When I first inquired into the Center for Global Reproductive Health’s cervical cancer screening and prevention research, I wasn’t sure where I should focus my efforts. After all, the center manages an impressive array of projects in Kisumu. First, there’s the ongoing R33 trial, an RCT evaluating the impact of the mSaada mobile app on HPV testing and treatment uptake. Then there’s Elimisha, a model of education and screening designed to measure and mitigate HPV and cervical cancer stigma. The Kenya-based team is also responsible for training Community Health Promoters (CHPs) and monitoring the supply needs of 12 dispensaries and hospitals across Siaya County. Each endeavor requires a set of carefully crafted tools for implementation, data collection, and analysis. Thus, even before we landed in Kisumu, our SRT team knew that we were entering a network of projects bursting with experience and hard-won lessons in global health implementation.
Our newly arrived team celebrated our first full day in Kisumu with Dr. Huchko.
Our team of three was tasked with a clear goal: to aid the implementation of the mSaada R33 trial, from training CHPs to iteratively testing the app’s features. We are facilitating the introduction of HPV testing into 6 health facilities that will employ mSaada (intervention sites) and 6 locations that will utilize paper documentation tools instead (control sites). Throughout our first month in the field, however, we’ve discovered that this objective requires an eye for broader health system challenges, including those that once appeared beyond the defined scope of the R33.

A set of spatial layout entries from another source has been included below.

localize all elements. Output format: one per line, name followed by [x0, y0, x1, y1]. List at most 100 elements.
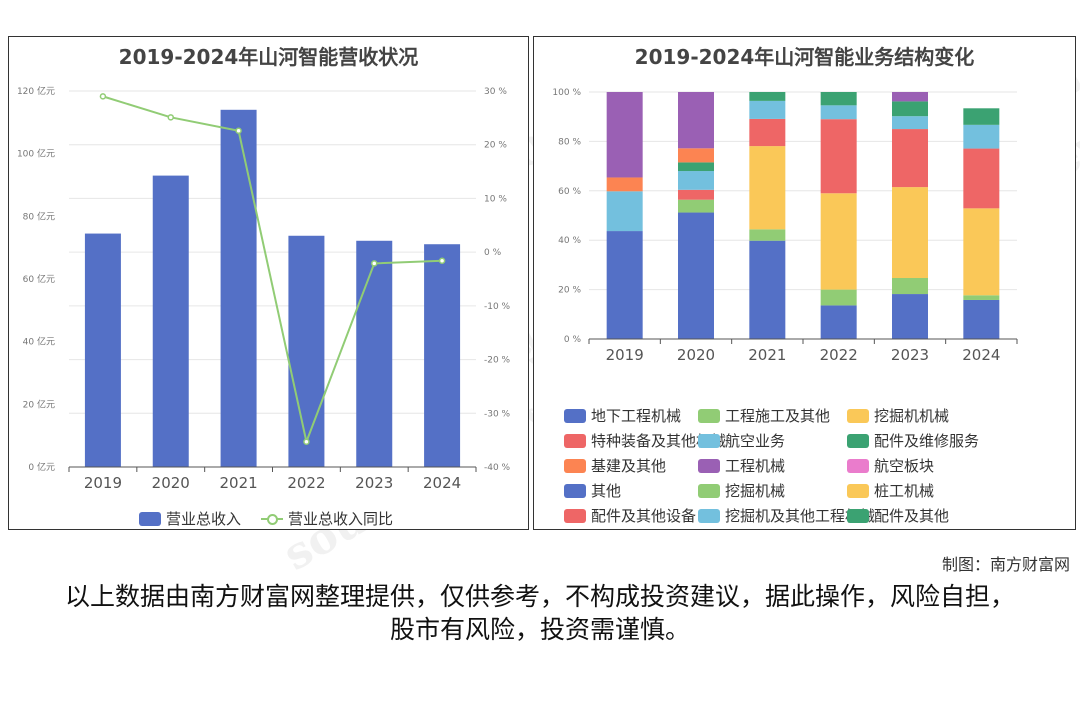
legend-swatch	[261, 512, 283, 526]
bar-segment	[892, 277, 928, 295]
legend-item[interactable]: 工程机械	[698, 455, 785, 476]
bar-segment	[963, 299, 1000, 339]
bar-segment	[892, 187, 928, 278]
y-tick-label: 20 %	[558, 286, 581, 296]
bar-segment	[606, 92, 643, 178]
legend-swatch	[698, 433, 720, 448]
bar-segment	[963, 124, 1000, 149]
legend-swatch	[698, 508, 720, 523]
x-tick-label: 2022	[287, 474, 325, 492]
legend-label: 其他	[591, 482, 622, 500]
legend-swatch	[698, 483, 720, 498]
bar-segment	[892, 92, 928, 102]
legend-item[interactable]: 挖掘机械	[698, 480, 785, 501]
x-tick-label: 2023	[355, 474, 393, 492]
legend-swatch	[564, 483, 586, 498]
legend-item[interactable]: 配件及维修服务	[847, 430, 979, 451]
bar	[288, 235, 325, 467]
disclaimer: 以上数据由南方财富网整理提供，仅供参考，不构成投资建议，据此操作，风险自担，股市…	[64, 582, 1015, 644]
bar-segment	[749, 229, 786, 241]
legend-item-revenue[interactable]: 营业总收入	[139, 508, 241, 529]
bar-segment	[749, 240, 786, 339]
legend-label: 营业总收入	[166, 510, 242, 528]
legend-swatch	[847, 483, 869, 498]
bar-segment	[963, 295, 1000, 300]
bar-segment	[606, 231, 643, 339]
legend-item[interactable]: 挖掘机及其他工程机械	[698, 505, 875, 526]
bar-segment	[892, 294, 928, 339]
legend-label: 特种装备及其他机械	[591, 432, 727, 450]
bar-segment	[749, 100, 786, 119]
legend-label: 挖掘机机械	[874, 407, 950, 425]
legend-item[interactable]: 航空板块	[847, 455, 934, 476]
legend-swatch	[847, 508, 869, 523]
y-tick-label: 60 %	[558, 187, 581, 197]
legend-item[interactable]: 挖掘机机械	[847, 405, 949, 426]
line-point	[371, 260, 378, 267]
x-tick-label: 2024	[962, 346, 1000, 364]
y-right-tick-label: 20 %	[484, 141, 507, 151]
revenue-chart: 0 亿元 20 亿元 40 亿元 60 亿元 80 亿元 100 亿元 120 亿元 -40 …	[17, 85, 511, 492]
x-tick-label: 2022	[820, 346, 858, 364]
legend: 地下工程机械 工程施工及其他 挖掘机机械特种装备及其他机械 航空业务 配件及维修服务基建…	[564, 405, 1064, 529]
legend-swatch	[564, 458, 586, 473]
line-point	[438, 257, 446, 264]
bar-segment	[678, 162, 714, 172]
legend-item[interactable]: 配件及其他设备	[564, 505, 696, 526]
x-tick-label: 2021	[219, 474, 257, 492]
bar	[152, 175, 189, 467]
chart-title: 2019-2024年山河智能营收状况	[118, 45, 419, 69]
legend-swatch	[698, 408, 720, 423]
y-left-tick-label: 0 亿元	[28, 461, 55, 473]
bar-segment	[678, 148, 714, 163]
legend-item[interactable]: 工程施工及其他	[698, 405, 830, 426]
legend-item[interactable]: 特种装备及其他机械	[564, 430, 726, 451]
legend-item[interactable]: 航空业务	[698, 430, 785, 451]
bar-segment	[820, 92, 857, 106]
line-point	[167, 114, 174, 121]
y-right-tick-label: 30 %	[484, 87, 507, 97]
y-right-tick-label: -30 %	[484, 409, 511, 419]
legend-label: 挖掘机械	[725, 482, 786, 500]
legend-item[interactable]: 地下工程机械	[564, 405, 681, 426]
y-left-tick-label: 80 亿元	[23, 210, 55, 222]
bar-segment	[678, 171, 714, 190]
bar-segment	[606, 191, 643, 232]
chart-credit: 制图：南方财富网	[941, 555, 1070, 574]
y-right-tick-label: -10 %	[484, 302, 511, 312]
x-tick-label: 2023	[891, 346, 929, 364]
legend-label: 工程施工及其他	[725, 407, 831, 425]
y-left-tick-label: 60 亿元	[23, 273, 55, 285]
legend-item-revenue-yoy[interactable]: 营业总收入同比	[261, 508, 393, 529]
y-left-tick-label: 120 亿元	[17, 85, 55, 97]
bar	[356, 240, 393, 467]
legend-label: 航空板块	[874, 457, 935, 475]
bar-segment	[892, 129, 928, 188]
bar-segment	[963, 108, 1000, 125]
legend-swatch	[564, 408, 586, 423]
legend-swatch	[139, 511, 161, 526]
legend-label: 营业总收入同比	[288, 510, 394, 528]
bar-segment	[963, 208, 1000, 296]
legend-label: 桩工机械	[874, 482, 935, 500]
legend-item[interactable]: 其他	[564, 480, 621, 501]
legend-item[interactable]: 配件及其他	[847, 505, 949, 526]
legend-label: 工程机械	[725, 457, 786, 475]
legend-label: 地下工程机械	[591, 407, 682, 425]
legend-item[interactable]: 基建及其他	[564, 455, 666, 476]
bar-segment	[820, 305, 857, 339]
bar-segment	[749, 118, 786, 147]
y-right-tick-label: 0 %	[484, 248, 502, 258]
y-tick-label: 100 %	[552, 88, 581, 98]
bar-segment	[963, 148, 1000, 209]
legend-swatch	[564, 508, 586, 523]
legend-item[interactable]: 桩工机械	[847, 480, 934, 501]
revenue-chart-panel: 2019-2024年山河智能营收状况 0 亿元 20 亿元 40 亿元 60 亿元 80…	[8, 36, 529, 530]
bar-segment	[892, 116, 928, 130]
bar-segment	[892, 101, 928, 117]
legend-label: 挖掘机及其他工程机械	[725, 507, 876, 525]
y-tick-label: 80 %	[558, 137, 581, 147]
legend: 营业总收入 营业总收入同比	[139, 508, 439, 529]
bar-segment	[749, 146, 786, 230]
x-tick-label: 2021	[748, 346, 786, 364]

Under the mentorship of Dr. Thao Nguyen and Assistant Data Manager Evans Otieno, we tested many client scenarios in mSaada to ensure the app can reliably guide CHPs through the screening process.
Our first few weeks have certainly brought tasks proximal to the screening process itself. For instance, we’ve tested several iterations of the app’s registration forms and crafted teaching tools and role plays to enhance CHPs’ confidence in counseling women about HPV.
But we’ve also had numerous explorations into unfamiliar territory – issues just as crucial to the R33’s success but not at the forefront of the study design. Chief among them is the challenge of sanitary pad access. After testing positive for HPV, women are referred for thermoablation, a simple procedure that treats precancerous cervical lesions but can sometimes cause spotting and bleeding. Through conversations with providers, nurses, and community health assistants (CHAs), we’ve learned that several facilities are ill-equipped to offer sanitary pads to all thermoablation patients. Supplying enough quality pads to each patient who undergoes thermoablation is key to the R33’s relationship with its partners and clients. It can demonstrate our desire for the best possible patient experience and our commitment to supporting the clinics hosting our intervention. Pad provision is not explicitly noted in the study’s workflow but is nonetheless a vital component of cervical cancer screening and prevention.
We held our first CHP training and mentorship at Lidha Dispensary. Lidha is where we first inquired into sanitary pad supply challenges.
The next step in our aim to alleviate these pad supply challenges is to ask the right questions. We will document how each of the 12 facilities manages pad needs and stocking, searching for an understanding of these supply challenges in the context of period poverty throughout Siaya County. Through collaborating with our expert study coordinators and research assistants, we hope to be a part of a sustainable solution.
I’m most grateful for my time in the field so far because of the stirring action it has inspired in our team. After engaging academically with both cervical cancer burden and pad inaccessibility from classrooms, witnessing their intersection and tangible human impacts in western Kenya has been the most galvanizing experience I’ve had as a student of global reproductive health.